You have to respect these P & P because they are important and they do matter. I force myself to read them to check if I need to change my practice.

P & P are normally in place because something went wrong in the past somewhere and there was a need to formalize practice; and, to make sure we are all doing the same thing.

Often we worked and trained at different schools, hospitals. Not one of us practices the same, yet we all believe what what we are doing is safe and hat we are safe.

What you need to keep in mind is that we need to make sure we are practicing safely according to our company's policies. Under normal circumstances, it is a small change in our daily routines to comply to policy changes.

Can you imagine a defense in the court room of "Well I heard about it on a web site, so it must be true?" Or, "Well she does it that way so I did it."

It's not a good defense, trust me!

You have to follow your P & P and do it the way it is outlined in your P & P! Your internet friends could be correct in their practice but it is only correct if they are following their companies guidelines (ther own P & P).

I do not know about you but I have worked with a lot of healthcare professionals who practice is less than desirable. How do you know that the advice you are receiving via the internet is not from one of those less than desirable professionals?

You don't!

If you are concerned about your practice and you want to practice safely then you know what to do!

Protect yourself, protect your license, and most of all protect your patient.

Go find that manual!

Oh, and by the way, when you signed all that paperwork when you started your job, you probably signed to say you would follow the P & P of that facility.

Remember your company will be protecting themselves, now you need to protect yourself.

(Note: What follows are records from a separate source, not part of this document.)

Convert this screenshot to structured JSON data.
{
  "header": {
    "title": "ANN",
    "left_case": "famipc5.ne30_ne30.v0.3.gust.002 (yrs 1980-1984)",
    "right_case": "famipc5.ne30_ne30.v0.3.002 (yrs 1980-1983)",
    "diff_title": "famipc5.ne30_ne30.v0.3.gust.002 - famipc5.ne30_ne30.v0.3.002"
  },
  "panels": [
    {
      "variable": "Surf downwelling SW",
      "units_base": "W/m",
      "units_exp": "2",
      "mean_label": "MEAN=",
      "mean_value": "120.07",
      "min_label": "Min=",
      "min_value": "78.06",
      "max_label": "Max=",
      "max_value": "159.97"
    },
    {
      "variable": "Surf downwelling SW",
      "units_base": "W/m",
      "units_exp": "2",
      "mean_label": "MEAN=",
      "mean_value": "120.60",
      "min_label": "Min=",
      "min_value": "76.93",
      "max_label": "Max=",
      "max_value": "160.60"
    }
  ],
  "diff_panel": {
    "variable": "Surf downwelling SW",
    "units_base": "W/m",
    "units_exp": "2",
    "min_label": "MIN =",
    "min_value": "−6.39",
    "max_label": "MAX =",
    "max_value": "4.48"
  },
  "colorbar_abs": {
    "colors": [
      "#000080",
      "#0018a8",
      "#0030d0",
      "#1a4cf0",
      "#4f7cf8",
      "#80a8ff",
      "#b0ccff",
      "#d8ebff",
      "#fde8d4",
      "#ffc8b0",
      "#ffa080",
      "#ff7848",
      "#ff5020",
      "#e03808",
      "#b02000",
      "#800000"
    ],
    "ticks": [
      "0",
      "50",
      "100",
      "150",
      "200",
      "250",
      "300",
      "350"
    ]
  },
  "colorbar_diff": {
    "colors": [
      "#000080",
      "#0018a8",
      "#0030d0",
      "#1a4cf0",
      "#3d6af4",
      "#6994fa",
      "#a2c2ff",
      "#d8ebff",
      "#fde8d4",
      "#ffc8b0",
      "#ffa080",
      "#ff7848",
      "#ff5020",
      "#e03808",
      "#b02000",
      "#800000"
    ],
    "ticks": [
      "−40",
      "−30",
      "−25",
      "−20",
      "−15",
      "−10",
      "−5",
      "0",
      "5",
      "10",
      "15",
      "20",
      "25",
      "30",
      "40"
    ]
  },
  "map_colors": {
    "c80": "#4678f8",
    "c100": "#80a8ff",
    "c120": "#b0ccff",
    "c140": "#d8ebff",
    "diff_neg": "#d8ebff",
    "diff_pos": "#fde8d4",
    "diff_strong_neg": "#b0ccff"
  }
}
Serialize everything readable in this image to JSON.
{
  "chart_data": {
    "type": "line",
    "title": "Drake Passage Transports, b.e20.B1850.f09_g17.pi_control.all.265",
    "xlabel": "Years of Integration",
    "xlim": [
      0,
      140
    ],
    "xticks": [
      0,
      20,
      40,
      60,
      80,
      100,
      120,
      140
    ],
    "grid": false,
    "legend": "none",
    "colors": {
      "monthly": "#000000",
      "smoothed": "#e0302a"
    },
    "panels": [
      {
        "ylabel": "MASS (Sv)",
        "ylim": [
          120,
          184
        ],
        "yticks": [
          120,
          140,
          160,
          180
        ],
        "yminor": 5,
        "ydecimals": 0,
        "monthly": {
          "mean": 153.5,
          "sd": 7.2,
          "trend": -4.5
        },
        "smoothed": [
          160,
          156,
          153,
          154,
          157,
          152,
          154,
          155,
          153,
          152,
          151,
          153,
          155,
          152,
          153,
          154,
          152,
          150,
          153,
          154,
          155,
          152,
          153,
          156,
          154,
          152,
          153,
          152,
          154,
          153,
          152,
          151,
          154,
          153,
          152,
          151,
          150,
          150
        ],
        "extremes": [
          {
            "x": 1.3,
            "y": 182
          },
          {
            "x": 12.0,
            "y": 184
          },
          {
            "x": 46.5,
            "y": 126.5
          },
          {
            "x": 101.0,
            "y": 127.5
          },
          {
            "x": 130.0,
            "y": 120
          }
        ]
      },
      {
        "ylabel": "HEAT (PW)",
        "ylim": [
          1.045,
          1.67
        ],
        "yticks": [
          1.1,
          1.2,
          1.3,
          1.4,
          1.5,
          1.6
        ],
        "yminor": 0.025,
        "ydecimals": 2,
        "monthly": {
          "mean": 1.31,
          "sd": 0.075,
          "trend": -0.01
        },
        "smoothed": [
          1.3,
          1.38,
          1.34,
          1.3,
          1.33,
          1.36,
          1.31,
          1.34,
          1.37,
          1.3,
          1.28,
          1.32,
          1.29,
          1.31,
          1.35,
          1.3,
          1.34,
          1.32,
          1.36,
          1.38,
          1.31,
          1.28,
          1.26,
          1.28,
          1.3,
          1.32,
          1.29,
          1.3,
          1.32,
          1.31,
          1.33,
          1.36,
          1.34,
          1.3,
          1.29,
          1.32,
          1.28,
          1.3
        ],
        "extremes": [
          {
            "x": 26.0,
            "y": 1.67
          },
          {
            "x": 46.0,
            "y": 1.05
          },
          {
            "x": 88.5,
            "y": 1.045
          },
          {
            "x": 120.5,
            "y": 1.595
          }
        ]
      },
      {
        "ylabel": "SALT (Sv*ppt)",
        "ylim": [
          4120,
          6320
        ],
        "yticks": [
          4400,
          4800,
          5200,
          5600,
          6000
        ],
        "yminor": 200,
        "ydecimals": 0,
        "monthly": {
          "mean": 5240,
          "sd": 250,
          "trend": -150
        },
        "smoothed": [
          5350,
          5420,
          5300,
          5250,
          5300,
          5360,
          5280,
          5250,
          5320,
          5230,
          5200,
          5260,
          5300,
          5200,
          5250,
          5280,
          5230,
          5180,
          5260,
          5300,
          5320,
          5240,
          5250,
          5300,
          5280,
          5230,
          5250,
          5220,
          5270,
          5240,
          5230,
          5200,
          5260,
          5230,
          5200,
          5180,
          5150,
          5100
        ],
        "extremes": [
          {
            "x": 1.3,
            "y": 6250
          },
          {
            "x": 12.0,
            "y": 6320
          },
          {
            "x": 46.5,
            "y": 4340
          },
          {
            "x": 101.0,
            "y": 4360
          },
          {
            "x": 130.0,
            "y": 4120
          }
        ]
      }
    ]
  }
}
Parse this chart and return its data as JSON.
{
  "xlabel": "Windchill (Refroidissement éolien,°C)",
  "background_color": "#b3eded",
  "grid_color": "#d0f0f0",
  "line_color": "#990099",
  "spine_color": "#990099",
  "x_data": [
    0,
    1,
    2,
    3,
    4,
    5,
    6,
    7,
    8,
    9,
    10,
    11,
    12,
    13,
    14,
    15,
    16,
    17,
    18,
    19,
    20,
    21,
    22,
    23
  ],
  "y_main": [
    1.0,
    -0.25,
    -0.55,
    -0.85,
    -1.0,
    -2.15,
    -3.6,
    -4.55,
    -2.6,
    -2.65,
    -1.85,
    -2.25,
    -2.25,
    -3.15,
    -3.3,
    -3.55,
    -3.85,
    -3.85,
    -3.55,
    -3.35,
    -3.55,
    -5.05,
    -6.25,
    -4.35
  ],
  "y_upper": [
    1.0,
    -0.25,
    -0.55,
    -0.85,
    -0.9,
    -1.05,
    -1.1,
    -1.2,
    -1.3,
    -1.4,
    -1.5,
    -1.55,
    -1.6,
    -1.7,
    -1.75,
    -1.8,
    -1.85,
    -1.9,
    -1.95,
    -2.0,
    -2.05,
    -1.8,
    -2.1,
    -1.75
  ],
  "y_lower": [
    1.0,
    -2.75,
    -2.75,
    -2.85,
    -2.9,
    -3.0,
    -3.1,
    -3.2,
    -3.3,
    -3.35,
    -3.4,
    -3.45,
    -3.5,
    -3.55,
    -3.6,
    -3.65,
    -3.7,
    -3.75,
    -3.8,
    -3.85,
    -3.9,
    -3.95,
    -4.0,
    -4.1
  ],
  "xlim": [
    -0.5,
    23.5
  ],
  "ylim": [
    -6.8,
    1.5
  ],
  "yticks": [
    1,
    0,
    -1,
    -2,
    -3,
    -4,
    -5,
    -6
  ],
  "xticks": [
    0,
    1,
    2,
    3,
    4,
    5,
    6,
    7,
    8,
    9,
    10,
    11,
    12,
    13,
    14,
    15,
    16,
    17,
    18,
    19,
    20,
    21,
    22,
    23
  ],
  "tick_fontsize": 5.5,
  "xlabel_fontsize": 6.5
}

My nursing policy excludes injury that a reasonable person would expect. I am not a lawyer but I understand that as a nurse my practice is held to the "reasonable nurse" standard.

I have come to the conclusion that unless I find an employer I can really trust to protect the practice of the nurses under their employment, the personal, professional, and financial risks of practicing direct patient care for me outweigh the benefits. I do not currently work as a nurse in direct patient care.

Liability insurance and defense only protect the person if the event occured during covered periods. Like some people have stated they were being investigated at work for something but not sent to board of nurses, they assume that if it was not reported yet then they would be able to obtain it and be covered for the defense before the board. Not usually the way, so the point I am making is get it now, it's cheap and tax deductible.

Great Article and I very much agree. Can't go wrong with the nurse practice act ( even though it's harder to read than ever now) and the P/P.